South Africa is a key market for Baoli. “It is the gateway into Africa,” says Schultz. “The OEM sees South Africa as a vital part of its export markets, given the support structure that we can give into the neighbouring countries.”
Schultz says South Africa is a key growth market in the materials handling space. “There is big scope for Baoli to continue gaining market share and penetrating into other markets such as warehousing and distribution. We also have our eyes on the island markets of Madagascar and Mauritius, where we see a lot of potential in materials handling,” he adds.
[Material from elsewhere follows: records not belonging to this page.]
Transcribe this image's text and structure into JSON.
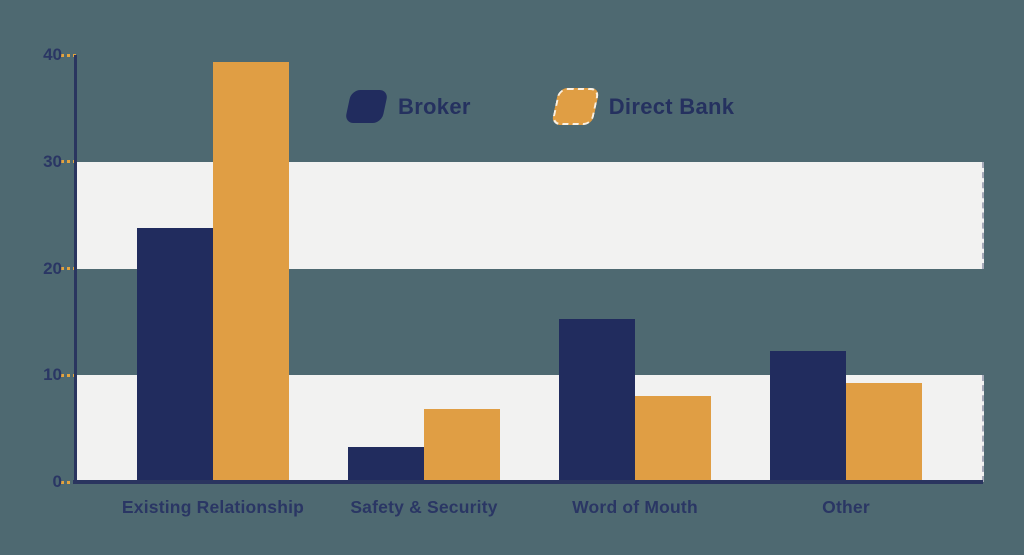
{
  "chart_data": {
    "type": "bar",
    "title": "",
    "xlabel": "",
    "ylabel": "",
    "categories": [
      "Existing Relationship",
      "Safety & Security",
      "Word of Mouth",
      "Other"
    ],
    "series": [
      {
        "name": "Broker",
        "color": "#212C5E",
        "values": [
          23.8,
          3.3,
          15.3,
          12.3
        ],
        "swatch_outline": false
      },
      {
        "name": "Direct Bank",
        "color": "#E09E44",
        "values": [
          39.3,
          6.8,
          8.1,
          9.3
        ],
        "swatch_outline": true
      }
    ],
    "ylim": [
      0,
      40
    ],
    "yticks": [
      0,
      10,
      20,
      30,
      40
    ],
    "grid_bands": [
      [
        0,
        10
      ],
      [
        20,
        30
      ]
    ],
    "legend_position": "top-center",
    "grid": "horizontal-bands",
    "colors": {
      "background": "#4E6971",
      "band": "#F2F2F1",
      "axis": "#2A355F",
      "tick": "#E3A33E",
      "text": "#2A3664"
    }
  }
}
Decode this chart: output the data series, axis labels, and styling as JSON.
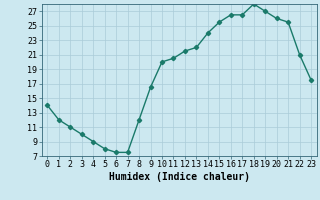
{
  "x": [
    0,
    1,
    2,
    3,
    4,
    5,
    6,
    7,
    8,
    9,
    10,
    11,
    12,
    13,
    14,
    15,
    16,
    17,
    18,
    19,
    20,
    21,
    22,
    23
  ],
  "y": [
    14,
    12,
    11,
    10,
    9,
    8,
    7.5,
    7.5,
    12,
    16.5,
    20,
    20.5,
    21.5,
    22,
    24,
    25.5,
    26.5,
    26.5,
    28,
    27,
    26,
    25.5,
    21,
    17.5
  ],
  "line_color": "#1a7a6a",
  "marker": "D",
  "marker_size": 2.2,
  "bg_color": "#cce8f0",
  "grid_color": "#aaccd8",
  "xlabel": "Humidex (Indice chaleur)",
  "xlim": [
    -0.5,
    23.5
  ],
  "ylim": [
    7,
    28
  ],
  "yticks": [
    7,
    9,
    11,
    13,
    15,
    17,
    19,
    21,
    23,
    25,
    27
  ],
  "xtick_labels": [
    "0",
    "1",
    "2",
    "3",
    "4",
    "5",
    "6",
    "7",
    "8",
    "9",
    "10",
    "11",
    "12",
    "13",
    "14",
    "15",
    "16",
    "17",
    "18",
    "19",
    "20",
    "21",
    "22",
    "23"
  ],
  "xlabel_fontsize": 7,
  "tick_fontsize": 6,
  "line_width": 1.0
}
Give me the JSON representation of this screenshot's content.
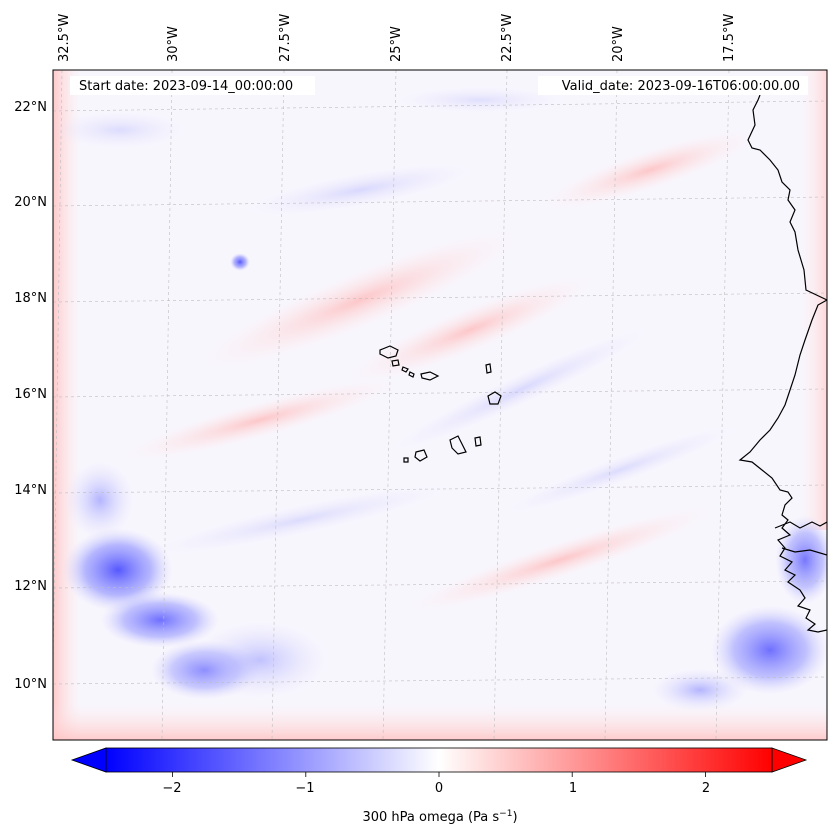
{
  "map": {
    "start_label": "Start date: 2023-09-14_00:00:00",
    "valid_label": "Valid_date: 2023-09-16T06:00:00.00",
    "lon_labels": [
      "32.5°W",
      "30°W",
      "27.5°W",
      "25°W",
      "22.5°W",
      "20°W",
      "17.5°W"
    ],
    "lat_labels": [
      "22°N",
      "20°N",
      "18°N",
      "16°N",
      "14°N",
      "12°N",
      "10°N"
    ],
    "field": "300 hPa omega",
    "gridlines": true
  },
  "colorbar": {
    "label_main": "300 hPa omega (Pa s",
    "label_exp": "−1",
    "label_close": ")",
    "ticks": [
      "−2",
      "−1",
      "0",
      "1",
      "2"
    ],
    "tick_values": [
      -2,
      -1,
      0,
      1,
      2
    ],
    "range": [
      -2.5,
      2.5
    ],
    "extend": "both",
    "cmap": "bwr",
    "colors": {
      "low": "#0000ff",
      "mid": "#ffffff",
      "high": "#ff0000"
    }
  }
}
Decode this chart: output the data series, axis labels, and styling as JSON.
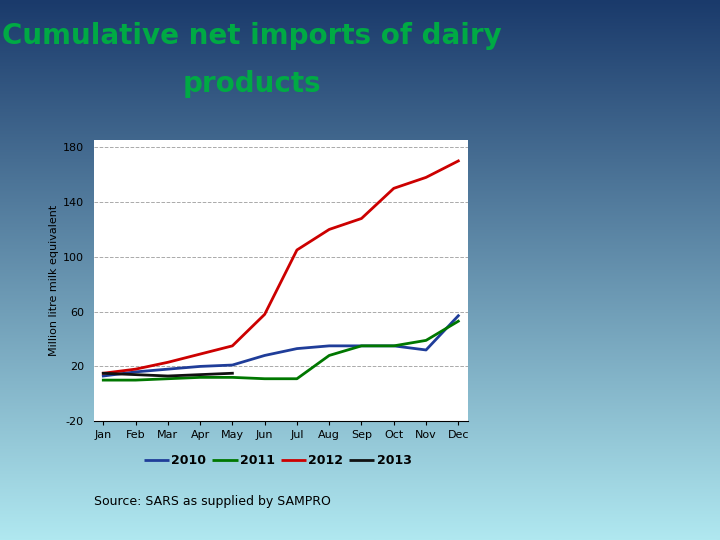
{
  "title_line1": "Cumulative net imports of dairy",
  "title_line2": "products",
  "ylabel": "Million litre milk equivalent",
  "source": "Source: SARS as supplied by SAMPRO",
  "months": [
    "Jan",
    "Feb",
    "Mar",
    "Apr",
    "May",
    "Jun",
    "Jul",
    "Aug",
    "Sep",
    "Oct",
    "Nov",
    "Dec"
  ],
  "series": {
    "2010": {
      "color": "#1f3d99",
      "values": [
        13,
        16,
        18,
        20,
        21,
        28,
        33,
        35,
        35,
        35,
        32,
        57
      ]
    },
    "2011": {
      "color": "#007700",
      "values": [
        10,
        10,
        11,
        12,
        12,
        11,
        11,
        28,
        35,
        35,
        39,
        53
      ]
    },
    "2012": {
      "color": "#cc0000",
      "values": [
        15,
        18,
        23,
        29,
        35,
        58,
        105,
        120,
        128,
        150,
        158,
        170
      ]
    },
    "2013": {
      "color": "#111111",
      "values": [
        15,
        14,
        13,
        14,
        15,
        null,
        null,
        null,
        null,
        null,
        null,
        null
      ]
    }
  },
  "ylim": [
    -20,
    185
  ],
  "yticks": [
    -20,
    20,
    60,
    100,
    140,
    180
  ],
  "title_color": "#00aa44",
  "title_fontsize": 20,
  "ylabel_fontsize": 8,
  "tick_fontsize": 8,
  "source_fontsize": 9,
  "legend_fontsize": 9,
  "bg_top": "#1a3a6b",
  "bg_bottom": "#b0e8f0",
  "line_width": 2.0
}
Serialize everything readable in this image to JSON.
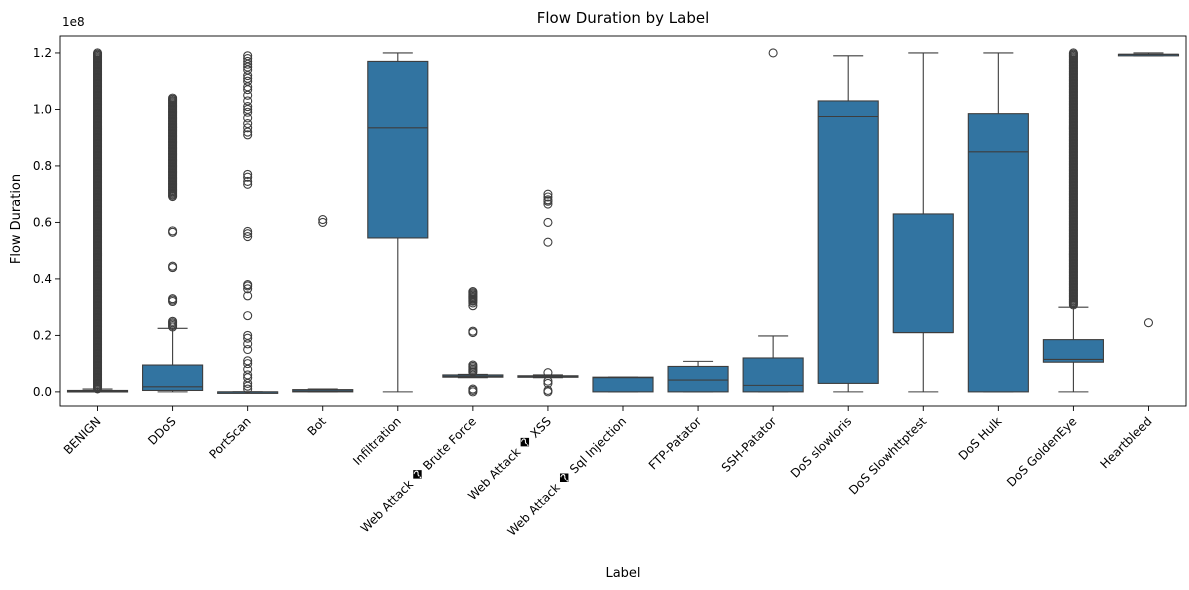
{
  "chart_data": {
    "type": "box",
    "title": "Flow Duration by Label",
    "xlabel": "Label",
    "ylabel": "Flow Duration",
    "y_scale_label": "1e8",
    "ylim": [
      -5000000,
      126000000
    ],
    "yticks": [
      0,
      20000000,
      40000000,
      60000000,
      80000000,
      100000000,
      120000000
    ],
    "ytick_labels": [
      "0.0",
      "0.2",
      "0.4",
      "0.6",
      "0.8",
      "1.0",
      "1.2"
    ],
    "grid": false,
    "color": "#3274a1",
    "categories": [
      "BENIGN",
      "DDoS",
      "PortScan",
      "Bot",
      "Infiltration",
      "Web Attack � Brute Force",
      "Web Attack � XSS",
      "Web Attack � Sql Injection",
      "FTP-Patator",
      "SSH-Patator",
      "DoS slowloris",
      "DoS Slowhttptest",
      "DoS Hulk",
      "DoS GoldenEye",
      "Heartbleed"
    ],
    "boxes": [
      {
        "label": "BENIGN",
        "whisker_low": 0,
        "q1": 0,
        "median": 100000,
        "q3": 500000,
        "whisker_high": 1000000,
        "outliers": [],
        "outlier_bands": [
          [
            1000000,
            120000000
          ]
        ]
      },
      {
        "label": "DDoS",
        "whisker_low": 0,
        "q1": 500000,
        "median": 1800000,
        "q3": 9500000,
        "whisker_high": 22500000,
        "outliers": [
          23000000,
          23500000,
          24000000,
          24500000,
          25000000,
          32000000,
          32500000,
          33000000,
          44000000,
          44500000,
          56500000,
          57000000
        ],
        "outlier_bands": [
          [
            69000000,
            104000000
          ]
        ]
      },
      {
        "label": "PortScan",
        "whisker_low": 0,
        "q1": 0,
        "median": 0,
        "q3": 0,
        "whisker_high": 0,
        "outliers": [
          1000000,
          2000000,
          3000000,
          5000000,
          6000000,
          8000000,
          10000000,
          11000000,
          15000000,
          17000000,
          19000000,
          20000000,
          27000000,
          34000000,
          36500000,
          37500000,
          38000000,
          55000000,
          56000000,
          56800000,
          73500000,
          74500000,
          76000000,
          77000000,
          91000000,
          92000000,
          93500000,
          95000000,
          97000000,
          99000000,
          100000000,
          101000000,
          103000000,
          105000000,
          107000000,
          108000000,
          110000000,
          111000000,
          112000000,
          114000000,
          115000000,
          116000000,
          117000000,
          118000000,
          119000000
        ],
        "outlier_bands": []
      },
      {
        "label": "Bot",
        "whisker_low": 0,
        "q1": 0,
        "median": 300000,
        "q3": 800000,
        "whisker_high": 1000000,
        "outliers": [
          60000000,
          61000000
        ],
        "outlier_bands": []
      },
      {
        "label": "Infiltration",
        "whisker_low": 0,
        "q1": 54500000,
        "median": 93500000,
        "q3": 117000000,
        "whisker_high": 120000000,
        "outliers": [],
        "outlier_bands": []
      },
      {
        "label": "Web Attack � Brute Force",
        "whisker_low": 5000000,
        "q1": 5200000,
        "median": 5500000,
        "q3": 6000000,
        "whisker_high": 6200000,
        "outliers": [
          0,
          500000,
          1000000,
          7000000,
          7500000,
          8000000,
          8500000,
          9000000,
          9500000,
          21000000,
          21500000,
          30500000,
          31500000
        ],
        "outlier_bands": [
          [
            32000000,
            35500000
          ]
        ]
      },
      {
        "label": "Web Attack � XSS",
        "whisker_low": 5000000,
        "q1": 5200000,
        "median": 5400000,
        "q3": 5700000,
        "whisker_high": 6000000,
        "outliers": [
          0,
          500000,
          3000000,
          3800000,
          6800000,
          53000000,
          60000000,
          66500000,
          67500000,
          68000000,
          69000000,
          70000000
        ],
        "outlier_bands": []
      },
      {
        "label": "Web Attack � Sql Injection",
        "whisker_low": 0,
        "q1": 0,
        "median": 5000000,
        "q3": 5200000,
        "whisker_high": 5200000,
        "outliers": [],
        "outlier_bands": []
      },
      {
        "label": "FTP-Patator",
        "whisker_low": 0,
        "q1": 0,
        "median": 4200000,
        "q3": 9000000,
        "whisker_high": 10800000,
        "outliers": [],
        "outlier_bands": []
      },
      {
        "label": "SSH-Patator",
        "whisker_low": 0,
        "q1": 0,
        "median": 2300000,
        "q3": 12000000,
        "whisker_high": 19800000,
        "outliers": [
          120000000
        ],
        "outlier_bands": []
      },
      {
        "label": "DoS slowloris",
        "whisker_low": 0,
        "q1": 3000000,
        "median": 97500000,
        "q3": 103000000,
        "whisker_high": 119000000,
        "outliers": [],
        "outlier_bands": []
      },
      {
        "label": "DoS Slowhttptest",
        "whisker_low": 0,
        "q1": 21000000,
        "median": 21000000,
        "q3": 63000000,
        "whisker_high": 120000000,
        "outliers": [],
        "outlier_bands": []
      },
      {
        "label": "DoS Hulk",
        "whisker_low": 0,
        "q1": 0,
        "median": 85000000,
        "q3": 98500000,
        "whisker_high": 120000000,
        "outliers": [],
        "outlier_bands": []
      },
      {
        "label": "DoS GoldenEye",
        "whisker_low": 0,
        "q1": 10500000,
        "median": 11500000,
        "q3": 18500000,
        "whisker_high": 30000000,
        "outliers": [],
        "outlier_bands": [
          [
            30500000,
            120000000
          ]
        ]
      },
      {
        "label": "Heartbleed",
        "whisker_low": 119000000,
        "q1": 119000000,
        "median": 119500000,
        "q3": 119500000,
        "whisker_high": 120000000,
        "outliers": [
          24500000
        ],
        "outlier_bands": []
      }
    ]
  }
}
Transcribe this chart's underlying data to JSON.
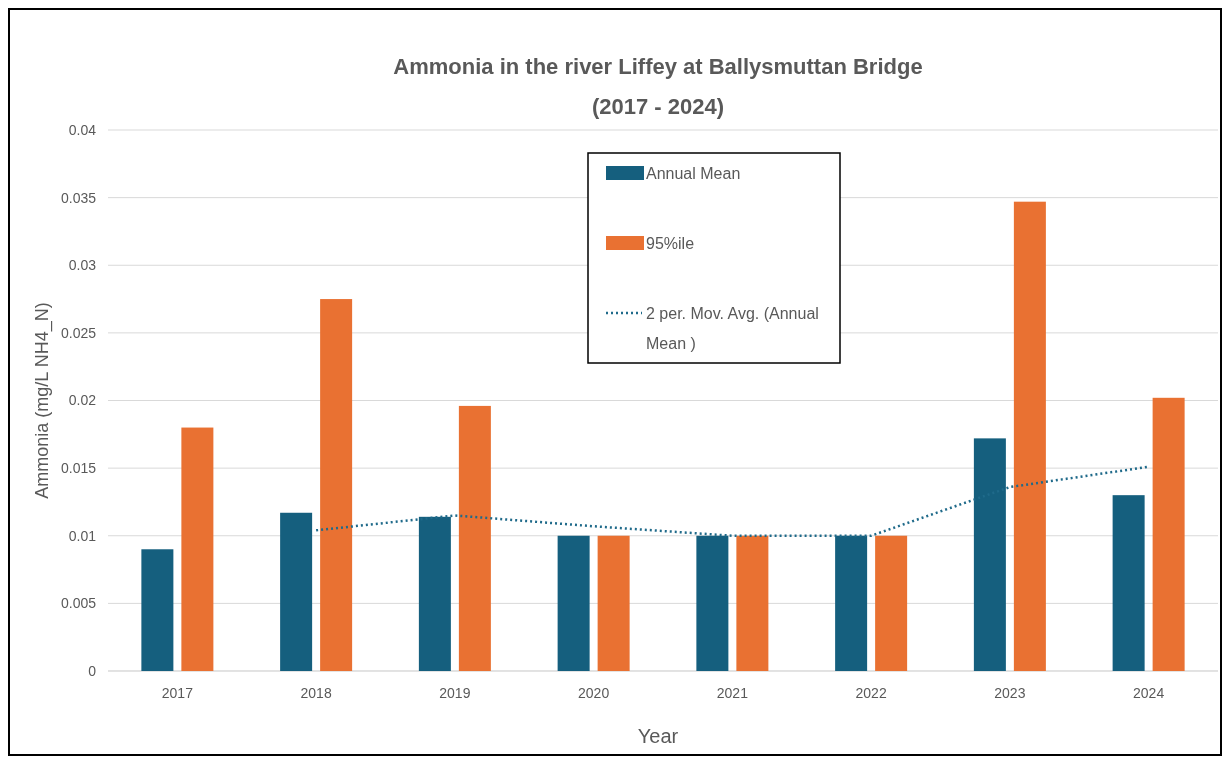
{
  "chart_data": {
    "type": "bar",
    "title": "Ammonia in the river Liffey at Ballysmuttan Bridge",
    "subtitle": "(2017 - 2024)",
    "xlabel": "Year",
    "ylabel": "Ammonia (mg/L NH4_N)",
    "categories": [
      "2017",
      "2018",
      "2019",
      "2020",
      "2021",
      "2022",
      "2023",
      "2024"
    ],
    "series": [
      {
        "name": "Annual Mean",
        "color": "#155f7e",
        "values": [
          0.009,
          0.0117,
          0.0114,
          0.01,
          0.01,
          0.01,
          0.0172,
          0.013
        ]
      },
      {
        "name": "95%ile",
        "color": "#e97132",
        "values": [
          0.018,
          0.0275,
          0.0196,
          0.01,
          0.01,
          0.01,
          0.0347,
          0.0202
        ]
      },
      {
        "name": "2 per. Mov. Avg. (Annual Mean )",
        "type": "line",
        "line_style": "dotted",
        "marker": "none",
        "color": "#1f6a8a",
        "values": [
          null,
          0.0104,
          0.0115,
          0.0107,
          0.01,
          0.01,
          0.0136,
          0.0151
        ]
      }
    ],
    "ylim": [
      0,
      0.04
    ],
    "yticks": [
      0,
      0.005,
      0.01,
      0.015,
      0.02,
      0.025,
      0.03,
      0.035,
      0.04
    ],
    "grid": "y",
    "legend": "top"
  }
}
Looking ahead, Schultz is targeting to establish the materials handling division as a major force within the Smith Power stable. “We want to further expand our sub-Saharan Africa footprint more aggressively. We also want to grow our rental fleet to meet customer needs, be it short-term or long-term rental,” he says.
Although there is a big focus on the materials handling market, Schultz says the company is always on the lookout to add more complimentary brands / products to its stable to expand its offering to the market.